A final question I want to touch on is how chaplains fit into all of this. There is some anxiety among chaplains about physicians (and psychologists, social workers, nurses, etc.) getting involved in spirituality in medicine. I think there are two foci for this anxiety:
- 1) They're taking our jobs!
- 2) They're doing it all wrong!
It's the second of these anxieties that I think is most worthy of reflection, and I think it comes to the heart of one of Columbia University professor Richard Sloan's objections to doctors being involved in spirituality (see, this article). Sloan is concerned that a doctor might not properly understand the coercive nature of the authority built into his or her role. That authority -- he says -- is proper when the doctor is recommending a medical treatment ("you must take this pill if you want to live!"), but not when matters of belief or religion are involved (as we, as a nation, believe in freedom of religion).
In clinical pastoral education, of course, we are very concerned with helping chaplains understand how they carry this kind of authority and how that impacts the spiritual care they do with patients. Anybody who has been involved in this part of the pastoral education process knows how very hard it is to come to well understand the authority one carries and how that might intimidate or coerce a patient; it is hard for me to believe that such an understanding can be met in the kind of short training session OASIS uses.
I am especially concerned because of the spiritual work I have seen some doctors and psychologists doing in health care settings. Sometimes there seems to be a very poor awareness of how the caregiver's own belief systems are being imposed on the patient. Either that, or the caregiver is just not giving enough value to the importance of the discipline of keeping one's own religious values under control in an interfaith and/or secular setting.
In clinical pastoral education we work very hard to train future chaplains and clergy to be aware of these issues. We know how much damage can be done to folks -- especially the kind of folks who have been wounded by their clergy (by sexual abuse or less onerous coercive and inappropriate behaviors) when they were children or otherwise vulnerable -- by imposing your belief structures on them. We know how important it is to allow people to voice anger at God or religion. It is painful to us to see people engaging in spiritual caregiving without the kind of training we have undergone in being sensitive to these issues.
Getting back to the first anxiety ("they're taking our jobs!"), the evidence seems to indicate that this fear is misplaced, at least with doctors. The OASIS study data said that 85% of the doctors in the study felt that a chaplain was the ideal person to be involved regarding a patient's spiritual concerns.

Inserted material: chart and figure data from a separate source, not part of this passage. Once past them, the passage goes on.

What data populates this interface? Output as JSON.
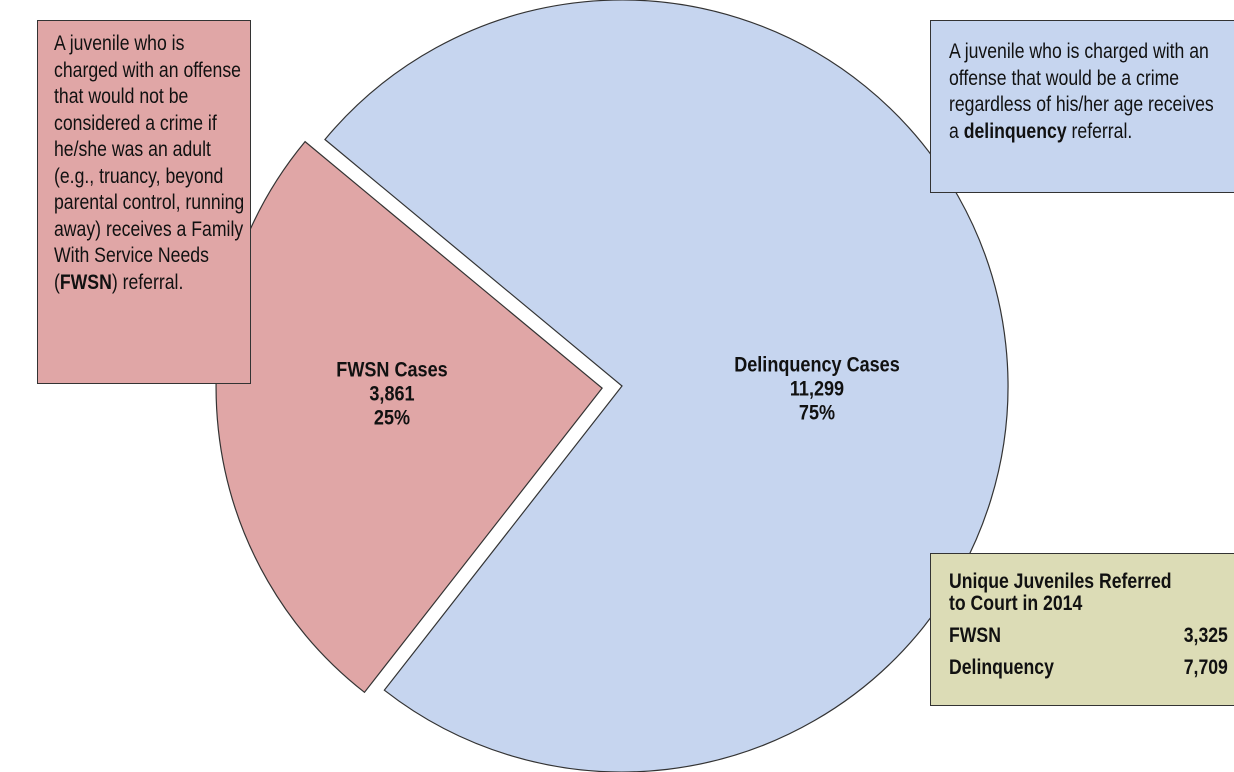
{
  "chart_data": {
    "type": "pie",
    "categories": [
      "FWSN Cases",
      "Delinquency Cases"
    ],
    "values": [
      3861,
      11299
    ],
    "value_labels": [
      "3,861",
      "11,299"
    ],
    "percent_labels": [
      "25%",
      "75%"
    ],
    "colors": [
      "#e0a6a6",
      "#c6d5ef"
    ]
  },
  "annotations": [
    {
      "parts": [
        "A juvenile who is charged with an offense that would not be considered a crime if he/she was an adult (e.g., truancy, beyond parental control, running away) receives a Family With Service Needs (",
        "FWSN",
        ") referral."
      ],
      "bold": [
        1
      ],
      "color": "#e0a6a6"
    },
    {
      "parts": [
        "A juvenile who is charged with an offense that would be a crime regardless of his/her age receives a ",
        "delinquency",
        " referral."
      ],
      "bold": [
        1
      ],
      "color": "#c6d5ef"
    }
  ],
  "table": {
    "title": "Unique Juveniles Referred to Court in 2014",
    "color": "#dcdcb6",
    "rows": [
      [
        "FWSN",
        "3,325"
      ],
      [
        "Delinquency",
        "7,709"
      ]
    ]
  }
}
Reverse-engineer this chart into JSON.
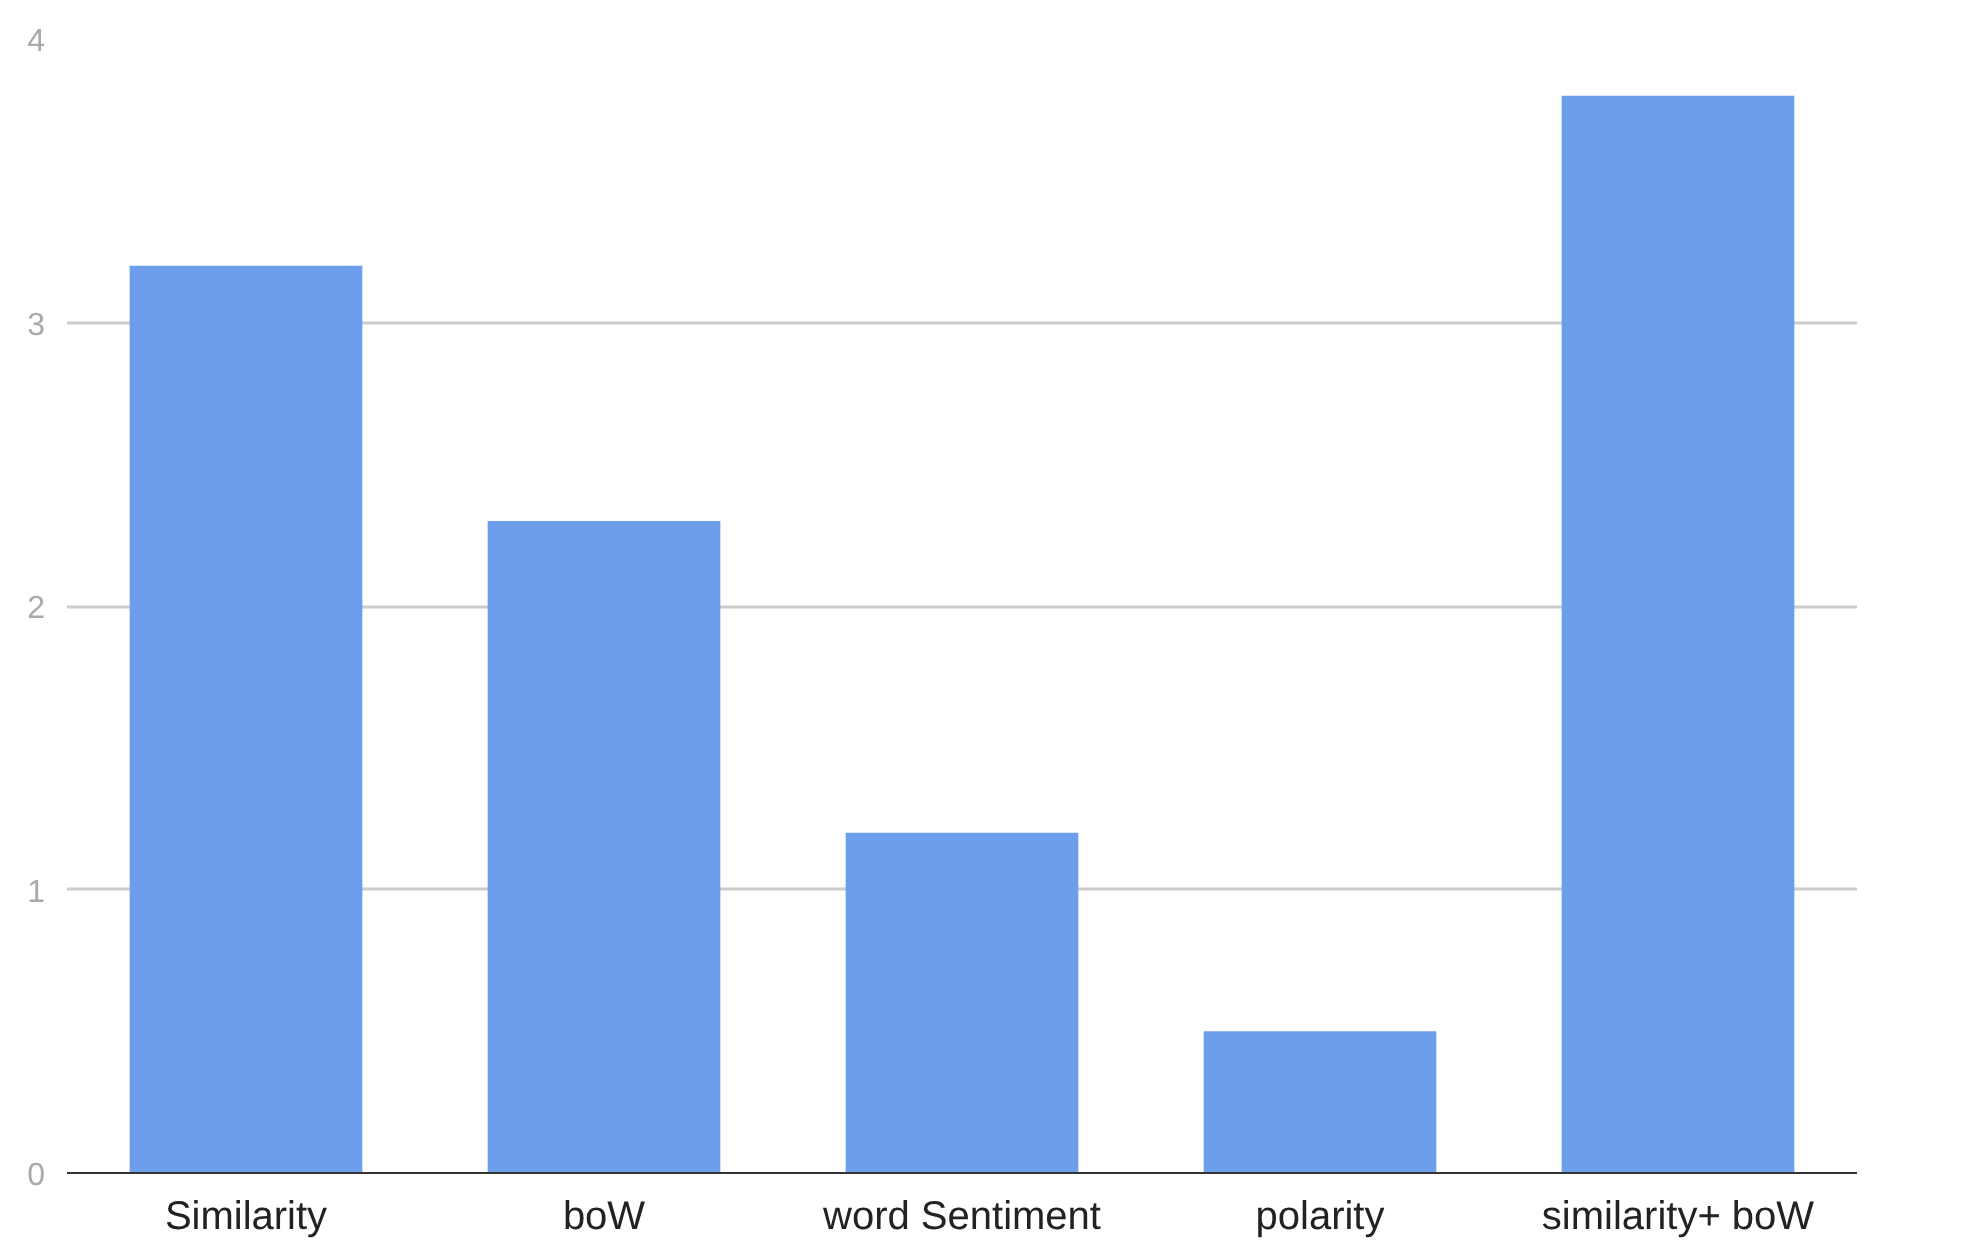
{
  "chart_data": {
    "type": "bar",
    "categories": [
      "Similarity",
      "boW",
      "word Sentiment",
      "polarity",
      "similarity+ boW"
    ],
    "values": [
      3.2,
      2.3,
      1.2,
      0.5,
      3.8
    ],
    "color": "#6d9eeb",
    "ylim": [
      0,
      4
    ],
    "yticks": [
      0,
      1,
      2,
      3,
      4
    ],
    "grid": "y"
  }
}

And, a study mentioned at the conference by the chief chaplain from the Hershey Medical center, Paul Derrickson, that one of the main effects of making medical students aware of the work of the chaplain was to dramatically increase the number of times they made referrals to chaplains when they working with patients.
I think, having now written and reflected on all this at some length that what I would ideally like to see done with something like the OASIS survey is to have chaplaincy integrated into it from the git-go. That is, it's perfectly fine to have a doctor use a tool/interview like this as a form of making a spiritual assessment (and, as chaplains well know and as the OASIS data supports, the spiritual interview/assessment in and of itself has a healing effect on most people). But at defined points in the interview script, there should be triggers to make the interviewer consider referring the patient to a chaplain. In particular, any patient in spiritual distress should be talking to a chaplain.
For many oncology practices, however, this may not be practical at the present time. Chaplaincy (and chaplains) tend to be hospital based. But most cancer care is outpatient these days. This opens up the question for the world of chaplains of how we might be able to become more involved -- and how we might be able to fund that involvement -- in the outpatient care of cancer patients.